Panel-reactive antibody

A panel-reactive antibody (PRA) is a group of antibodies in a test serum that are reactive against any of several known specific antigens in a panel of test cells or purified HLA antigens from cells. It is an immunologic test routinely performed by clinical laboratories on the blood of people awaiting organ transplantation. In this test recipient cells are exposed to random cells of donor population and estimation risk of acute rejection. The PRA score is expressed as a percentage between 0% and 100%. It represents the proportion of the population to which the person being tested will react via pre-existing antibodies against human cell surface antigens, which include human leukocyte antigen|HLA] and other polymorphic antigen systems. A PRA score greater than 6 is in danger, and over 20 requires a desensitization process, but its intensity varies. These antibodies target the surface antigens of target cells, such as HLAs. In other words, it is a test of the degree of alloimmunity in a graft recipient and thus a test that quantifies the risk of transplant rejection. Each population has a different demographic prevalence of particular antigens, so the PRA test panel constituents differ from country to country.

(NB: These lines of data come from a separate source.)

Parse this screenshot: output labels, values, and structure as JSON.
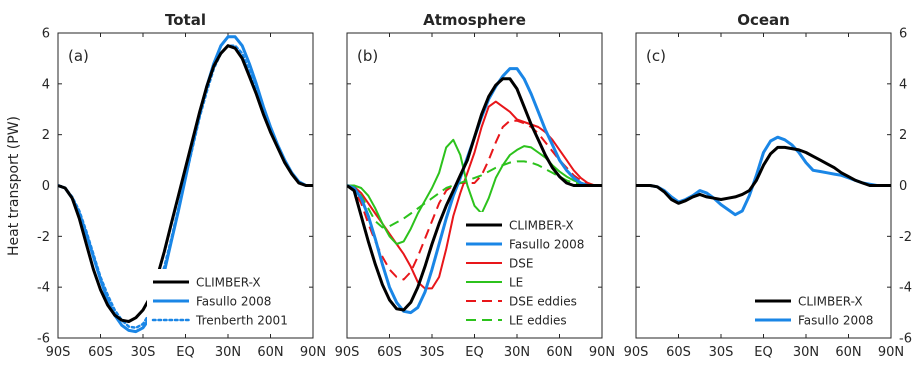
{
  "ylabel": "Heat transport (PW)",
  "chart_data": [
    {
      "type": "line",
      "title": "Total",
      "panel_label": "(a)",
      "xlabel": "",
      "ylabel": "Heat transport (PW)",
      "xlim": [
        -90,
        90
      ],
      "ylim": [
        -6,
        6
      ],
      "x_ticks": [
        -90,
        -60,
        -30,
        0,
        30,
        60,
        90
      ],
      "x_tick_labels": [
        "90S",
        "60S",
        "30S",
        "EQ",
        "30N",
        "60N",
        "90N"
      ],
      "y_ticks": [
        -6,
        -4,
        -2,
        0,
        2,
        4,
        6
      ],
      "y_tick_labels": [
        "-6",
        "-4",
        "-2",
        "0",
        "2",
        "4",
        "6"
      ],
      "legend_position": "bottom-right",
      "series": [
        {
          "name": "Fasullo 2008",
          "color": "#1a86e6",
          "dash": "solid",
          "width": 3,
          "x": [
            -90,
            -85,
            -80,
            -75,
            -70,
            -65,
            -60,
            -55,
            -50,
            -45,
            -40,
            -35,
            -30,
            -25,
            -20,
            -15,
            -10,
            -5,
            0,
            5,
            10,
            15,
            20,
            25,
            30,
            35,
            40,
            45,
            50,
            55,
            60,
            65,
            70,
            75,
            80,
            85,
            90
          ],
          "y": [
            0,
            -0.1,
            -0.5,
            -1.1,
            -1.9,
            -2.8,
            -3.7,
            -4.5,
            -5.1,
            -5.5,
            -5.7,
            -5.75,
            -5.6,
            -5.2,
            -4.4,
            -3.4,
            -2.2,
            -1,
            0.3,
            1.6,
            2.8,
            3.9,
            4.8,
            5.5,
            5.85,
            5.85,
            5.5,
            4.8,
            4,
            3.1,
            2.3,
            1.6,
            1,
            0.5,
            0.15,
            0,
            0
          ]
        },
        {
          "name": "Trenberth 2001",
          "color": "#1a86e6",
          "dash": "dotted",
          "width": 2.5,
          "x": [
            -90,
            -85,
            -80,
            -75,
            -70,
            -65,
            -60,
            -55,
            -50,
            -45,
            -40,
            -35,
            -30,
            -25,
            -20,
            -15,
            -10,
            -5,
            0,
            5,
            10,
            15,
            20,
            25,
            30,
            35,
            40,
            45,
            50,
            55,
            60,
            65,
            70,
            75,
            80,
            85,
            90
          ],
          "y": [
            0,
            -0.1,
            -0.45,
            -1,
            -1.8,
            -2.7,
            -3.6,
            -4.3,
            -4.9,
            -5.3,
            -5.55,
            -5.6,
            -5.45,
            -5,
            -4.2,
            -3.2,
            -2.1,
            -0.9,
            0.3,
            1.5,
            2.7,
            3.7,
            4.6,
            5.2,
            5.5,
            5.5,
            5.2,
            4.5,
            3.8,
            3,
            2.2,
            1.5,
            0.9,
            0.45,
            0.1,
            0,
            0
          ]
        },
        {
          "name": "CLIMBER-X",
          "color": "#000000",
          "dash": "solid",
          "width": 3,
          "x": [
            -90,
            -85,
            -80,
            -75,
            -70,
            -65,
            -60,
            -55,
            -50,
            -45,
            -40,
            -35,
            -30,
            -25,
            -20,
            -15,
            -10,
            -5,
            0,
            5,
            10,
            15,
            20,
            25,
            30,
            35,
            40,
            45,
            50,
            55,
            60,
            65,
            70,
            75,
            80,
            85,
            90
          ],
          "y": [
            0,
            -0.1,
            -0.5,
            -1.3,
            -2.3,
            -3.3,
            -4.1,
            -4.7,
            -5.1,
            -5.3,
            -5.35,
            -5.2,
            -4.9,
            -4.4,
            -3.6,
            -2.6,
            -1.5,
            -0.4,
            0.7,
            1.8,
            2.9,
            3.9,
            4.7,
            5.2,
            5.5,
            5.4,
            5,
            4.3,
            3.6,
            2.8,
            2.1,
            1.5,
            0.9,
            0.45,
            0.1,
            0,
            0
          ]
        }
      ],
      "legend": [
        "CLIMBER-X",
        "Fasullo 2008",
        "Trenberth 2001"
      ]
    },
    {
      "type": "line",
      "title": "Atmosphere",
      "panel_label": "(b)",
      "xlabel": "",
      "ylabel": "",
      "xlim": [
        -90,
        90
      ],
      "ylim": [
        -6,
        6
      ],
      "x_ticks": [
        -90,
        -60,
        -30,
        0,
        30,
        60,
        90
      ],
      "x_tick_labels": [
        "90S",
        "60S",
        "30S",
        "EQ",
        "30N",
        "60N",
        "90N"
      ],
      "y_ticks": [
        -6,
        -4,
        -2,
        0,
        2,
        4,
        6
      ],
      "legend_position": "bottom-right",
      "series": [
        {
          "name": "DSE",
          "color": "#e8161a",
          "dash": "solid",
          "width": 2,
          "x": [
            -90,
            -85,
            -80,
            -75,
            -70,
            -65,
            -60,
            -55,
            -50,
            -45,
            -40,
            -35,
            -30,
            -25,
            -20,
            -15,
            -10,
            -5,
            0,
            5,
            10,
            15,
            20,
            25,
            30,
            35,
            40,
            45,
            50,
            55,
            60,
            65,
            70,
            75,
            80,
            85,
            90
          ],
          "y": [
            0,
            -0.05,
            -0.3,
            -0.7,
            -1.1,
            -1.5,
            -1.9,
            -2.3,
            -2.7,
            -3.2,
            -3.8,
            -4.05,
            -4.05,
            -3.6,
            -2.5,
            -1.2,
            -0.3,
            0.5,
            1.3,
            2.3,
            3.1,
            3.3,
            3.1,
            2.9,
            2.6,
            2.5,
            2.4,
            2.3,
            2.1,
            1.8,
            1.4,
            1,
            0.6,
            0.3,
            0.1,
            0,
            0
          ]
        },
        {
          "name": "LE",
          "color": "#2cc21c",
          "dash": "solid",
          "width": 2,
          "x": [
            -90,
            -85,
            -80,
            -75,
            -70,
            -65,
            -60,
            -55,
            -50,
            -45,
            -40,
            -35,
            -30,
            -25,
            -20,
            -15,
            -10,
            -5,
            0,
            5,
            10,
            15,
            20,
            25,
            30,
            35,
            40,
            45,
            50,
            55,
            60,
            65,
            70,
            75,
            80,
            85,
            90
          ],
          "y": [
            0,
            0,
            -0.1,
            -0.4,
            -0.9,
            -1.5,
            -2,
            -2.3,
            -2.2,
            -1.7,
            -1.1,
            -0.6,
            -0.1,
            0.5,
            1.5,
            1.8,
            1.2,
            0,
            -0.8,
            -1.1,
            -0.5,
            0.3,
            0.8,
            1.2,
            1.4,
            1.55,
            1.5,
            1.3,
            1.1,
            0.8,
            0.55,
            0.35,
            0.2,
            0.1,
            0.05,
            0,
            0
          ]
        },
        {
          "name": "DSE eddies",
          "color": "#e8161a",
          "dash": "dashed",
          "width": 2,
          "x": [
            -90,
            -85,
            -80,
            -75,
            -70,
            -65,
            -60,
            -55,
            -50,
            -45,
            -40,
            -35,
            -30,
            -25,
            -20,
            -15,
            -10,
            -5,
            0,
            5,
            10,
            15,
            20,
            25,
            30,
            35,
            40,
            45,
            50,
            55,
            60,
            65,
            70,
            75,
            80,
            85,
            90
          ],
          "y": [
            0,
            -0.2,
            -0.7,
            -1.5,
            -2.2,
            -2.8,
            -3.3,
            -3.6,
            -3.7,
            -3.4,
            -2.8,
            -2.1,
            -1.4,
            -0.7,
            -0.2,
            0,
            0.1,
            0.1,
            0.1,
            0.4,
            1,
            1.7,
            2.3,
            2.55,
            2.55,
            2.45,
            2.3,
            2.05,
            1.7,
            1.35,
            1,
            0.7,
            0.4,
            0.2,
            0.05,
            0,
            0
          ]
        },
        {
          "name": "LE eddies",
          "color": "#2cc21c",
          "dash": "dashed",
          "width": 2,
          "x": [
            -90,
            -85,
            -80,
            -75,
            -70,
            -65,
            -60,
            -55,
            -50,
            -45,
            -40,
            -35,
            -30,
            -25,
            -20,
            -15,
            -10,
            -5,
            0,
            5,
            10,
            15,
            20,
            25,
            30,
            35,
            40,
            45,
            50,
            55,
            60,
            65,
            70,
            75,
            80,
            85,
            90
          ],
          "y": [
            0,
            -0.1,
            -0.4,
            -0.9,
            -1.4,
            -1.65,
            -1.6,
            -1.45,
            -1.3,
            -1.1,
            -0.9,
            -0.7,
            -0.5,
            -0.3,
            -0.1,
            0,
            0.1,
            0.2,
            0.3,
            0.4,
            0.55,
            0.7,
            0.8,
            0.9,
            0.95,
            0.95,
            0.9,
            0.8,
            0.65,
            0.5,
            0.35,
            0.2,
            0.1,
            0.05,
            0,
            0,
            0
          ]
        },
        {
          "name": "Fasullo 2008",
          "color": "#1a86e6",
          "dash": "solid",
          "width": 3,
          "x": [
            -90,
            -85,
            -80,
            -75,
            -70,
            -65,
            -60,
            -55,
            -50,
            -45,
            -40,
            -35,
            -30,
            -25,
            -20,
            -15,
            -10,
            -5,
            0,
            5,
            10,
            15,
            20,
            25,
            30,
            35,
            40,
            45,
            50,
            55,
            60,
            65,
            70,
            75,
            80,
            85,
            90
          ],
          "y": [
            0,
            -0.1,
            -0.5,
            -1.2,
            -2.1,
            -3.1,
            -4,
            -4.6,
            -4.95,
            -5,
            -4.8,
            -4.2,
            -3.3,
            -2.3,
            -1.3,
            -0.4,
            0.3,
            1.1,
            1.9,
            2.7,
            3.4,
            3.9,
            4.3,
            4.6,
            4.6,
            4.2,
            3.6,
            2.9,
            2.2,
            1.6,
            1,
            0.6,
            0.3,
            0.1,
            0,
            0,
            0
          ]
        },
        {
          "name": "CLIMBER-X",
          "color": "#000000",
          "dash": "solid",
          "width": 3,
          "x": [
            -90,
            -85,
            -80,
            -75,
            -70,
            -65,
            -60,
            -55,
            -50,
            -45,
            -40,
            -35,
            -30,
            -25,
            -20,
            -15,
            -10,
            -5,
            0,
            5,
            10,
            15,
            20,
            25,
            30,
            35,
            40,
            45,
            50,
            55,
            60,
            65,
            70,
            75,
            80,
            85,
            90
          ],
          "y": [
            0,
            -0.2,
            -1.2,
            -2.2,
            -3.1,
            -3.9,
            -4.5,
            -4.85,
            -4.9,
            -4.6,
            -4,
            -3.2,
            -2.3,
            -1.5,
            -0.8,
            -0.2,
            0.4,
            1,
            1.9,
            2.8,
            3.5,
            3.95,
            4.2,
            4.2,
            3.8,
            3.1,
            2.4,
            1.8,
            1.2,
            0.7,
            0.35,
            0.1,
            0,
            0,
            0,
            0,
            0
          ]
        }
      ],
      "legend": [
        "CLIMBER-X",
        "Fasullo 2008",
        "DSE",
        "LE",
        "DSE eddies",
        "LE eddies"
      ]
    },
    {
      "type": "line",
      "title": "Ocean",
      "panel_label": "(c)",
      "xlabel": "",
      "ylabel": "",
      "xlim": [
        -90,
        90
      ],
      "ylim": [
        -6,
        6
      ],
      "x_ticks": [
        -90,
        -60,
        -30,
        0,
        30,
        60,
        90
      ],
      "x_tick_labels": [
        "90S",
        "60S",
        "30S",
        "EQ",
        "30N",
        "60N",
        "90N"
      ],
      "y_ticks": [
        -6,
        -4,
        -2,
        0,
        2,
        4,
        6
      ],
      "y_tick_labels": [
        "-6",
        "-4",
        "-2",
        "0",
        "2",
        "4",
        "6"
      ],
      "y_axis_side": "right",
      "legend_position": "bottom-right",
      "series": [
        {
          "name": "Fasullo 2008",
          "color": "#1a86e6",
          "dash": "solid",
          "width": 3,
          "x": [
            -90,
            -85,
            -80,
            -75,
            -70,
            -65,
            -60,
            -55,
            -50,
            -45,
            -40,
            -35,
            -30,
            -25,
            -20,
            -15,
            -10,
            -5,
            0,
            5,
            10,
            15,
            20,
            25,
            30,
            35,
            40,
            45,
            50,
            55,
            60,
            65,
            70,
            75,
            80,
            85,
            90
          ],
          "y": [
            0,
            0,
            0,
            -0.05,
            -0.2,
            -0.45,
            -0.65,
            -0.55,
            -0.4,
            -0.2,
            -0.3,
            -0.5,
            -0.75,
            -0.95,
            -1.15,
            -1,
            -0.4,
            0.4,
            1.3,
            1.75,
            1.9,
            1.8,
            1.6,
            1.3,
            0.9,
            0.6,
            0.55,
            0.5,
            0.45,
            0.4,
            0.3,
            0.2,
            0.1,
            0.05,
            0,
            0,
            0
          ]
        },
        {
          "name": "CLIMBER-X",
          "color": "#000000",
          "dash": "solid",
          "width": 3,
          "x": [
            -90,
            -85,
            -80,
            -75,
            -70,
            -65,
            -60,
            -55,
            -50,
            -45,
            -40,
            -35,
            -30,
            -25,
            -20,
            -15,
            -10,
            -5,
            0,
            5,
            10,
            15,
            20,
            25,
            30,
            35,
            40,
            45,
            50,
            55,
            60,
            65,
            70,
            75,
            80,
            85,
            90
          ],
          "y": [
            0,
            0,
            0,
            -0.05,
            -0.25,
            -0.55,
            -0.7,
            -0.6,
            -0.45,
            -0.35,
            -0.45,
            -0.5,
            -0.55,
            -0.5,
            -0.45,
            -0.35,
            -0.2,
            0.2,
            0.8,
            1.25,
            1.5,
            1.5,
            1.45,
            1.4,
            1.3,
            1.15,
            1,
            0.85,
            0.7,
            0.5,
            0.35,
            0.2,
            0.1,
            0,
            0,
            0,
            0
          ]
        }
      ],
      "legend": [
        "CLIMBER-X",
        "Fasullo 2008"
      ]
    }
  ]
}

A traditional PRA test is performed using a panel of lymphocytes from potential donor population. Since late 1990s, a purified HLA antigen panel has been used to replace a cell panel for the PRA test, based on the assumption that HLA is the major target antigen system of alloantibody reaction. However, the non-HLA antibody effect on the PRA test has been ignored. (ref:Human leukocyte antigen antibodies for monitoring transplant patients. Surg Today. 2005;35(8):605-12.)

A high PRA value usually means that the individual is primed to react immunologically against a large proportion of the population. Individuals with a high PRA value are often termed "sensitized", which indicates that they have been exposed to "foreign" (or "non-self") proteins in the past and have developed antibodies to them. These antibodies develop following previous transplants, blood transfusions and pregnancy. Transplanting organs into recipients who are "sensitized" to the organs significantly increases the risk of rejection, resulting in higher immunosuppressant requirement and shorter transplant survival. People with high PRA scores therefore wait longer for an organ to which they have no pre-existing antibodies.

Extensive efforts have been made to identify treatment regimes to reduce PRA in sensitized transplant candidates. In certain circumstances, plasma exchange, intravenous immunoglobulin, rituximab and other "antibody-directed" immune therapies may be employed, but this is an area in which active investigation continues.